Ah! je le vois bien, c'est là qu'est l'avenir littéraire de mon pays; mais que voulez-vous? quand on ne se sent point assez d'esprit pour aider à ce grand mouvement, assez de puissance pour s'associer à ces belles entreprises, il faut bien se rabattre sur les études d'outre Rhin. Voilà pourquoi je publie une nouvelle édition des grammaires de Hugues Faidit et du troubadour Raymond Vidal de Besaudun.

Si l'on veut bien prendre la peine de comparer cette édition à la première, on reconnaîtra aisément qu'elle a été, comme je l'annonce, revue, corrigée et considérablement augmentée. Cette promesse du titre n'est pas seulement la répétition d'une formule banale. Pour ne signaler que l'addition la plus notable, j'ai restitué au Donat provençal une longue nomenclature de verbes des diverses conjugaisons et un dictionnaire de rimes, qui font partie de cet ouvrage, mais qui ne se trouvent pas dans l'édition de 1840. Je n'avais pu alors les y comprendre, soit à cause des limites dans lesquelles j'étais contraint de me renfermer, soit surtout à raison de l'état du texte que j'avais entre les mains. Je ne me flatte pas encore de l'avoir rétabli à la

complète satisfaction du lecteur; mais à quelques taches près, que je n'ai su faire disparaître, il ne me semble plus indigne d'être publié.

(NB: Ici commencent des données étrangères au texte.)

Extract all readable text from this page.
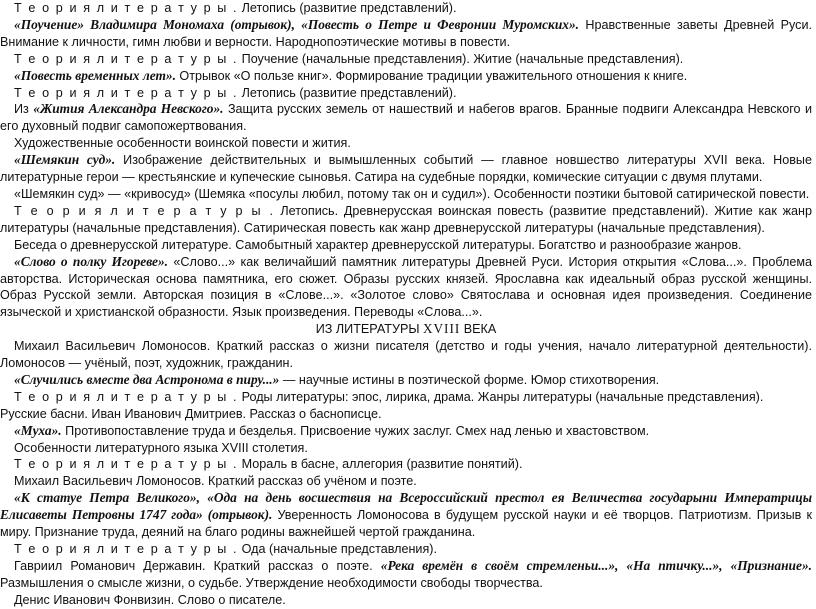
Т е о р и я л и т е р а т у р ы . Летопись (развитие представлений).

«Поучение» Владимира Мономаха (отрывок), «Повесть о Петре и Февронии Муромских». Нравственные заветы Древней Руси. Внимание к личности, гимн любви и верности. Народнопоэтические мотивы в повести.

Т е о р и я л и т е р а т у р ы . Поучение (начальные представления). Житие (начальные представления).

«Повесть временных лет». Отрывок «О пользе книг». Формирование традиции уважительного отношения к книге.

Т е о р и я л и т е р а т у р ы . Летопись (развитие представлений).

Из «Жития Александра Невского». Защита русских земель от нашествий и набегов врагов. Бранные подвиги Александра Невского и его духовный подвиг самопожертвования.

Художественные особенности воинской повести и жития.

«Шемякин суд». Изображение действительных и вымышленных событий — главное новшество литературы XVII века. Новые литературные герои — крестьянские и купеческие сыновья. Сатира на судебные порядки, комические ситуации с двумя плутами.

«Шемякин суд» — «кривосуд» (Шемяка «посулы любил, потому так он и судил»). Особенности поэтики бытовой сатирической повести.

Т е о р и я л и т е р а т у р ы . Летопись. Древнерусская воинская повесть (развитие представлений). Житие как жанр литературы (начальные представления). Сатирическая повесть как жанр древнерусской литературы (начальные представления).

Беседа о древнерусской литературе. Самобытный характер древнерусской литературы. Богатство и разнообразие жанров.

«Слово о полку Игореве». «Слово...» как величайший памятник литературы Древней Руси. История открытия «Слова...». Проблема авторства. Историческая основа памятника, его сюжет. Образы русских князей. Ярославна как идеальный образ русской женщины. Образ Русской земли. Авторская позиция в «Слове...». «Золотое слово» Святослава и основная идея произведения. Соединение языческой и христианской образности. Язык произведения. Переводы «Слова...».

ИЗ ЛИТЕРАТУРЫ XVIII ВЕКА

Михаил Васильевич Ломоносов. Краткий рассказ о жизни писателя (детство и годы учения, начало литературной деятельности). Ломоносов — учёный, поэт, художник, гражданин.

«Случились вместе два Астронома в пиру...» — научные истины в поэтической форме. Юмор стихотворения.

Т е о р и я л и т е р а т у р ы . Роды литературы: эпос, лирика, драма. Жанры литературы (начальные представления).

Русские басни. Иван Иванович Дмитриев. Рассказ о баснописце.

«Муха». Противопоставление труда и безделья. Присвоение чужих заслуг. Смех над ленью и хвастовством.

Особенности литературного языка XVIII столетия.

Т е о р и я л и т е р а т у р ы . Мораль в басне, аллегория (развитие понятий).

Михаил Васильевич Ломоносов. Краткий рассказ об учёном и поэте.

«К статуе Петра Великого», «Ода на день восшествия на Всероссийский престол ея Величества государыни Императрицы Елисаветы Петровны 1747 года» (отрывок). Уверенность Ломоносова в будущем русской науки и её творцов. Патриотизм. Призыв к миру. Признание труда, деяний на благо родины важнейшей чертой гражданина.

Т е о р и я л и т е р а т у р ы . Ода (начальные представления).

Гавриил Романович Державин. Краткий рассказ о поэте. «Река времён в своём стремленьи...», «На птичку...», «Признание». Размышления о смысле жизни, о судьбе. Утверждение необходимости свободы творчества.

Денис Иванович Фонвизин. Слово о писателе.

Si l'on ne considérait que l'usage auquel elles étaient destinées, ces deux parties du traité de Faidit pourraient paraître d'un fort-médiocre intérêt; mais comme à chaque mot provençal s'ajoute, dans l'une et dans l'autre, une traduction latine contemporaine, elles deviennent pour nous un précieux glossaire, d'une autorité qui pourra être très-utilement invoquée dans l'interprétation des textes provençaux.

Les additions de moindre étendue sont assez nombreuses pour ne pouvoir être indiquées. Il en est de même des corrections. Les meilleures m'ont été fournies par un manuscrit de la bibliothèque Riccardi dont je n'ai pris connaissance que depuis peu. Ce manuscrit, qui est loin d'être très-pur, n'en renferme pas moins d'excellentes leçons, et m'a été du plus grand secours pour améliorer les passages défectueux de mon texte.

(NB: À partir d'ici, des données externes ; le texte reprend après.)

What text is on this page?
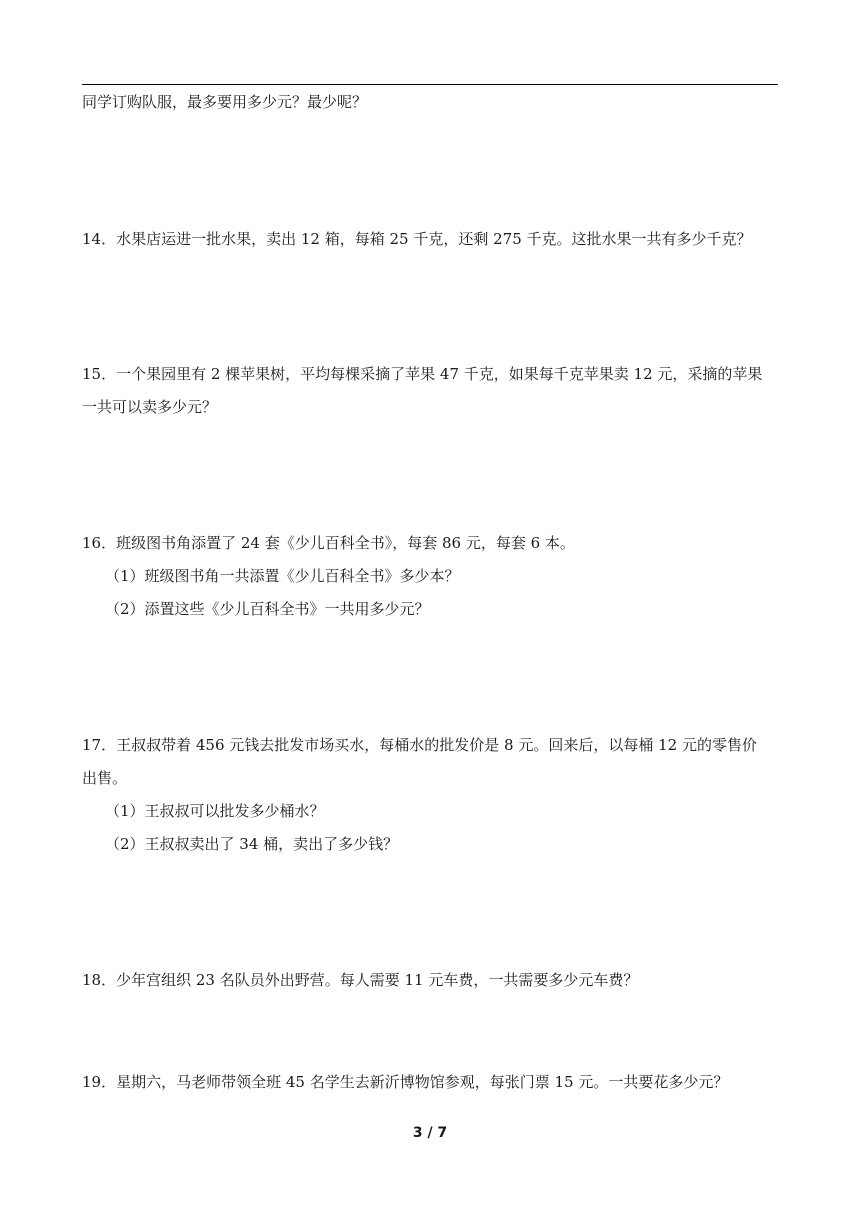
同学订购队服，最多要用多少元？最少呢？
14．水果店运进一批水果，卖出 12 箱，每箱 25 千克，还剩 275 千克。这批水果一共有多少千克？
15．一个果园里有 2 棵苹果树，平均每棵采摘了苹果 47 千克，如果每千克苹果卖 12 元，采摘的苹果
一共可以卖多少元？
16．班级图书角添置了 24 套《少儿百科全书》，每套 86 元，每套 6 本。
（1）班级图书角一共添置《少儿百科全书》多少本？
（2）添置这些《少儿百科全书》一共用多少元？
17．王叔叔带着 456 元钱去批发市场买水，每桶水的批发价是 8 元。回来后，以每桶 12 元的零售价
出售。
（1）王叔叔可以批发多少桶水？
（2）王叔叔卖出了 34 桶，卖出了多少钱？
18．少年宫组织 23 名队员外出野营。每人需要 11 元车费，一共需要多少元车费？
19．星期六，马老师带领全班 45 名学生去新沂博物馆参观，每张门票 15 元。一共要花多少元？
3 / 7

Je publie ces deux grammaires sous un nouveau titre, plus exact et plus précis que le premier. 1) On est d'accord aujourd'hui pour ne plus employer seul, comme l'ont fait M. Raynouard et d'autres érudits, ce mot roman, qui s'applique également bien à tous les idiômes de l'Europe issus du latin, et qui, par cela même, ne saurait suffire pour en

1) La 1re édition portait ce titre: GRAMMAIRES ROMANES du XIe siècle etc.